А еще через несколько десятков секунд я стоял в строю и вертелся, пытаясь рассмотреть, как себя чувствует Петров. Потом, получив от старослужащих пару чувствительных тычков в бок и наказ стоять ровно, успокоился. Если бы с Петровым было что-то не в порядке, рядом с ним происходило бы какое-нибудь шевеление, да и капитан Лубяной, расхаживавший перед строем и дававший указания относительно дальнейших действий личного состава, не был бы так спокоен.
– Сдаете комплекты химической защиты, затем перекуриваете десять минут, затем построение на плацу для подведения итогов учебного занятия… – закончил капитан. Он взял паузу и пошарил взглядом по строю. Почему-то я был уверен, что он ищет Петрова. – Вольно, разойдись, – в итоге сказал Лубяной и, потеряв к нам интерес, развернулся и направился к казарме.
Строй рассыпался и трое делопутов окружили Петрова. Я, несмотря на окрики дедов, приблизился к стартовикам и навострил уши.
– Ну как? – ехидно спросил Корнеев. – Понравилось?
– Как дышится без масочки? – поддакнул Сулейманов.
Сержант Гуляев промолчал. Он просто стоял и рассматривал невозмутимого как автобус Петрова.
– Чего молчишь, – с раздражением сказал Корнеев. – Брезгуешь разговаривать с дедушками?
– Да пошли вы, – сказал Петров.
– Чи-во! – заорал, разъярившись, Сулейманов. Он подскочил к Петрову вплотную и замахнулся.
Не знаю, хотел ли он ударить или решил просто попугать, но у него не получилось ни первого, ни второго. Петров неожиданно подул на него и Сулейманов переломился в поясе. Схватившись за горло, он судорожно хрипел, задыхаясь в черном облаке вырвавшегося изо рта Петрова пара или газа, или чем там еще было это чертово облако. Остро запахло хлорпикрином, так, что у бойцов, оказавшихся невдалеке от Петрова, защипало глаза. Они закашлялись и поспешно отскочили.
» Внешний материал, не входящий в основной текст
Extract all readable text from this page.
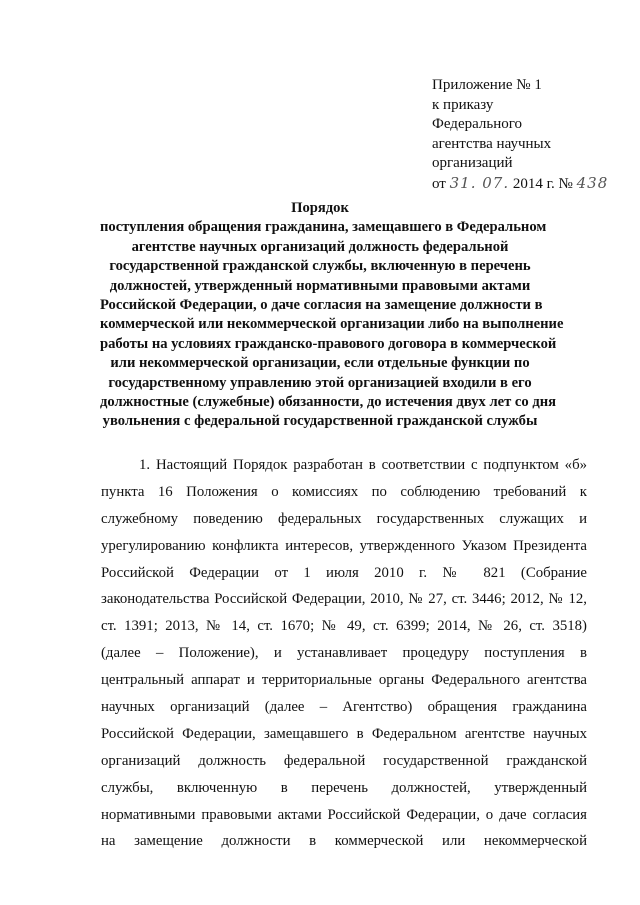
Приложение № 1
к приказу
Федерального
агентства научных
организаций
от 31. 07. 2014 г. № 438
Порядок
поступления обращения гражданина, замещавшего в Федеральном
агентстве научных организаций должность федеральной
государственной гражданской службы, включенную в перечень
должностей, утвержденный нормативными правовыми актами
Российской Федерации, о даче согласия на замещение должности в
коммерческой или некоммерческой организации либо на выполнение
работы на условиях гражданско-правового договора в коммерческой
или некоммерческой организации, если отдельные функции по
государственному управлению этой организацией входили в его
должностные (служебные) обязанности, до истечения двух лет со дня
увольнения с федеральной государственной гражданской службы
1. Настоящий Порядок разработан в соответствии с подпунктом «б»
пункта 16 Положения о комиссиях по соблюдению требований к
служебному поведению федеральных государственных служащих и
урегулированию конфликта интересов, утвержденного Указом Президента
Российской Федерации от 1 июля 2010 г. № 821 (Собрание
законодательства Российской Федерации, 2010, № 27, ст. 3446; 2012, № 12,
ст. 1391; 2013, № 14, ст. 1670; № 49, ст. 6399; 2014, № 26, ст. 3518)
(далее – Положение), и устанавливает процедуру поступления в
центральный аппарат и территориальные органы Федерального агентства
научных организаций (далее – Агентство) обращения гражданина
Российской Федерации, замещавшего в Федеральном агентстве научных
организаций должность федеральной государственной гражданской
службы, включенную в перечень должностей, утвержденный
нормативными правовыми актами Российской Федерации, о даче согласия
на замещение должности в коммерческой или некоммерческой
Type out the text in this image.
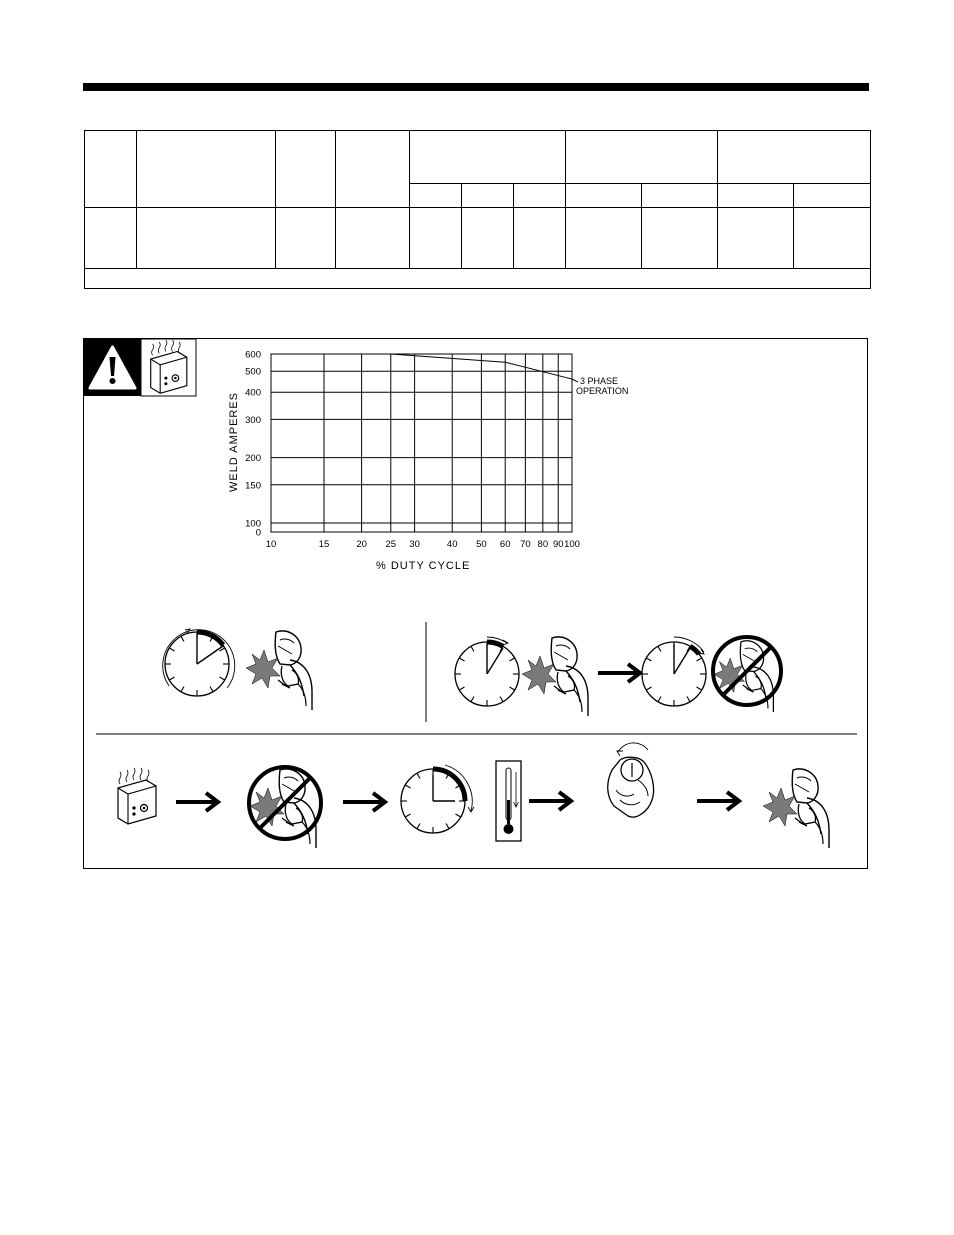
10	15	20 25 30	40 50 60 70 80 90 100
600
500
400
300
200
150
100
0
WELD AMPERES
% DUTY CYCLE
3 PHASE OPERATION
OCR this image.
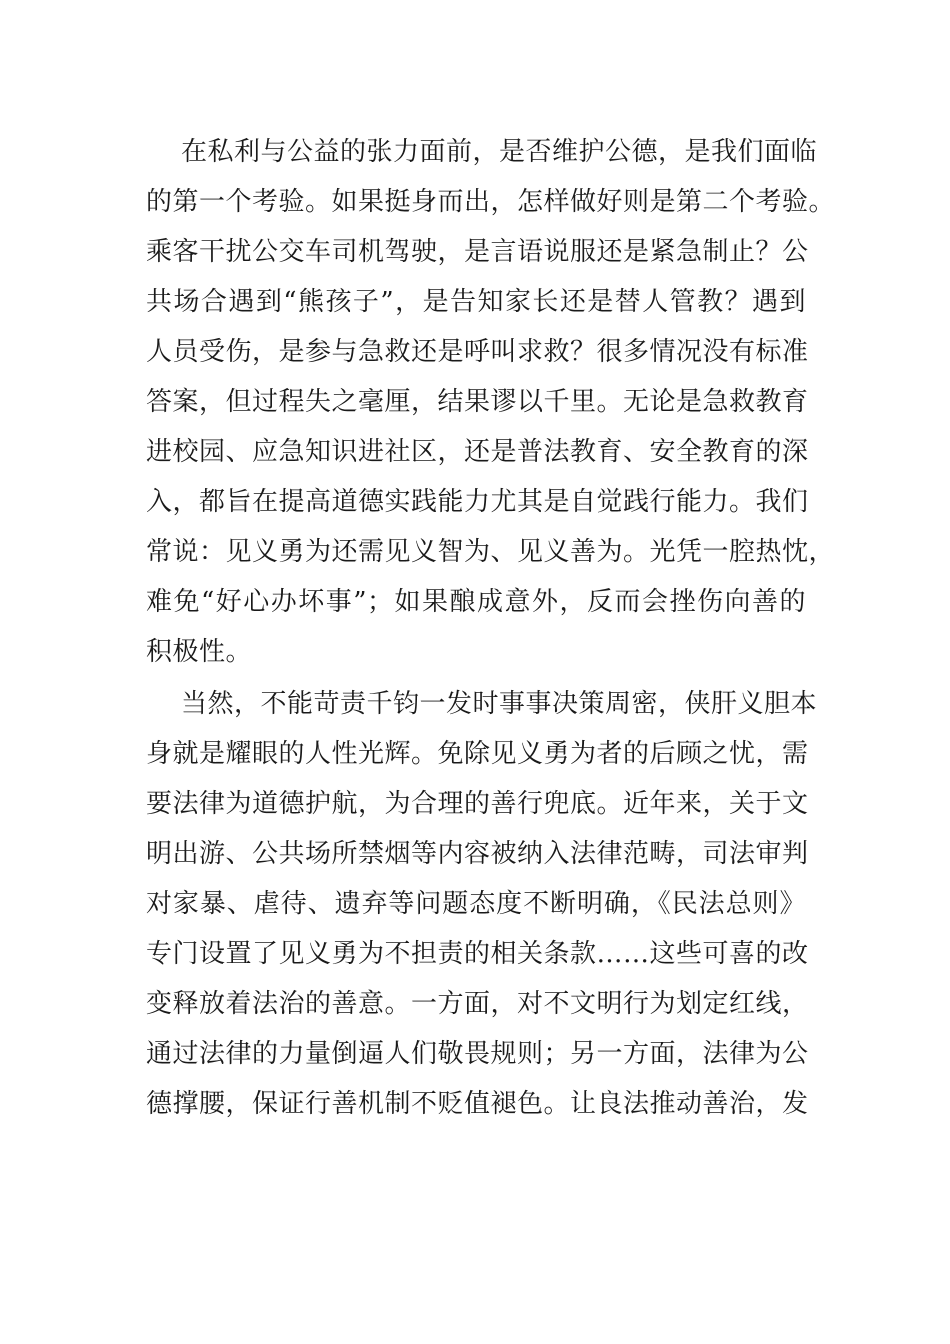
在私利与公益的张力面前，是否维护公德，是我们面临
的第一个考验。如果挺身而出，怎样做好则是第二个考验。
乘客干扰公交车司机驾驶，是言语说服还是紧急制止？公
共场合遇到“熊孩子”，是告知家长还是替人管教？遇到
人员受伤，是参与急救还是呼叫求救？很多情况没有标准
答案，但过程失之毫厘，结果谬以千里。无论是急救教育
进校园、应急知识进社区，还是普法教育、安全教育的深
入，都旨在提高道德实践能力尤其是自觉践行能力。我们
常说：见义勇为还需见义智为、见义善为。光凭一腔热忱，
难免“好心办坏事”；如果酿成意外，反而会挫伤向善的
积极性。
当然，不能苛责千钧一发时事事决策周密，侠肝义胆本
身就是耀眼的人性光辉。免除见义勇为者的后顾之忧，需
要法律为道德护航，为合理的善行兜底。近年来，关于文
明出游、公共场所禁烟等内容被纳入法律范畴，司法审判
对家暴、虐待、遗弃等问题态度不断明确，《民法总则》
专门设置了见义勇为不担责的相关条款……这些可喜的改
变释放着法治的善意。一方面，对不文明行为划定红线，
通过法律的力量倒逼人们敬畏规则；另一方面，法律为公
德撑腰，保证行善机制不贬值褪色。让良法推动善治，发
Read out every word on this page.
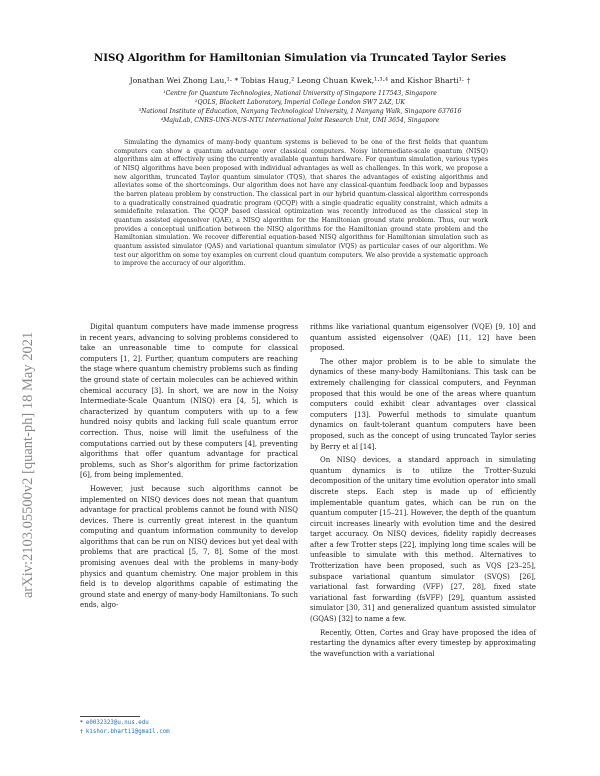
arXiv:2103.05500v2 [quant-ph] 18 May 2021
NISQ Algorithm for Hamiltonian Simulation via Truncated Taylor Series
Jonathan Wei Zhong Lau,¹· * Tobias Haug,² Leong Chuan Kwek,¹·³·⁴ and Kishor Bharti¹· †
¹Centre for Quantum Technologies, National University of Singapore 117543, Singapore
²QOLS, Blackett Laboratory, Imperial College London SW7 2AZ, UK
³National Institute of Education, Nanyang Technological University, 1 Nanyang Walk, Singapore 637616
⁴MajuLab, CNRS-UNS-NUS-NTU International Joint Research Unit, UMI 3654, Singapore
Simulating the dynamics of many-body quantum systems is believed to be one of the first fields that quantum computers can show a quantum advantage over classical computers. Noisy intermediate-scale quantum (NISQ) algorithms aim at effectively using the currently available quantum hardware. For quantum simulation, various types of NISQ algorithms have been proposed with individual advantages as well as challenges. In this work, we propose a new algorithm, truncated Taylor quantum simulator (TQS), that shares the advantages of existing algorithms and alleviates some of the shortcomings. Our algorithm does not have any classical-quantum feedback loop and bypasses the barren plateau problem by construction. The classical part in our hybrid quantum-classical algorithm corresponds to a quadratically constrained quadratic program (QCQP) with a single quadratic equality constraint, which admits a semidefinite relaxation. The QCQP based classical optimization was recently introduced as the classical step in quantum assisted eigensolver (QAE), a NISQ algorithm for the Hamiltonian ground state problem. Thus, our work provides a conceptual unification between the NISQ algorithms for the Hamiltonian ground state problem and the Hamiltonian simulation. We recover differential equation-based NISQ algorithms for Hamiltonian simulation such as quantum assisted simulator (QAS) and variational quantum simulator (VQS) as particular cases of our algorithm. We test our algorithm on some toy examples on current cloud quantum computers. We also provide a systematic approach to improve the accuracy of our algorithm.

Digital quantum computers have made immense progress in recent years, advancing to solving problems considered to take an unreasonable time to compute for classical computers [1, 2]. Further, quantum computers are reaching the stage where quantum chemistry problems such as finding the ground state of certain molecules can be achieved within chemical accuracy [3]. In short, we are now in the Noisy Intermediate-Scale Quantum (NISQ) era [4, 5], which is characterized by quantum computers with up to a few hundred noisy qubits and lacking full scale quantum error correction. Thus, noise will limit the usefulness of the computations carried out by these computers [4], preventing algorithms that offer quantum advantage for practical problems, such as Shor’s algorithm for prime factorization [6], from being implemented.

However, just because such algorithms cannot be implemented on NISQ devices does not mean that quantum advantage for practical problems cannot be found with NISQ devices. There is currently great interest in the quantum computing and quantum information community to develop algorithms that can be run on NISQ devices but yet deal with problems that are practical [5, 7, 8]. Some of the most promising avenues deal with the problems in many-body physics and quantum chemistry. One major problem in this field is to develop algorithms capable of estimating the ground state and energy of many-body Hamiltonians. To such ends, algo-

rithms like variational quantum eigensolver (VQE) [9, 10] and quantum assisted eigensolver (QAE) [11, 12] have been proposed.

The other major problem is to be able to simulate the dynamics of these many-body Hamiltonians. This task can be extremely challenging for classical computers, and Feynman proposed that this would be one of the areas where quantum computers could exhibit clear advantages over classical computers [13]. Powerful methods to simulate quantum dynamics on fault-tolerant quantum computers have been proposed, such as the concept of using truncated Taylor series by Berry et al [14].

On NISQ devices, a standard approach in simulating quantum dynamics is to utilize the Trotter-Suzuki decomposition of the unitary time evolution operator into small discrete steps. Each step is made up of efficiently implementable quantum gates, which can be run on the quantum computer [15–21]. However, the depth of the quantum circuit increases linearly with evolution time and the desired target accuracy. On NISQ devices, fidelity rapidly decreases after a few Trotter steps [22], implying long time scales will be unfeasible to simulate with this method. Alternatives to Trotterization have been proposed, such as VQS [23–25], subspace variational quantum simulator (SVQS) [26], variational fast forwarding (VFF) [27, 28], fixed state variational fast forwarding (fsVFF) [29], quantum assisted simulator [30, 31] and generalized quantum assisted simulator (GQAS) [32] to name a few.

Recently, Otten, Cortes and Gray have proposed the idea of restarting the dynamics after every timestep by approximating the wavefunction with a variational

* e0032323@u.nus.edu
† kishor.bharti1@gmail.com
– Твою мать! – растерянно выкрикнул Гуляев, когда Сулейманов рухнул на колени, а его лицо сделалось таким багровым, что могло посоревноваться с каленым кирпичом, из которого была сложена нижняя треть высокой водокачки на территории нашего дивизиона. – Величко!
Но пока прибежал опять куда-то запропастившийся фельдшер, Сулейманова подняли и он уже довольно сносно стоял, хотя по-прежнему держался за горло, сипел и пошатывался, словно пьяный.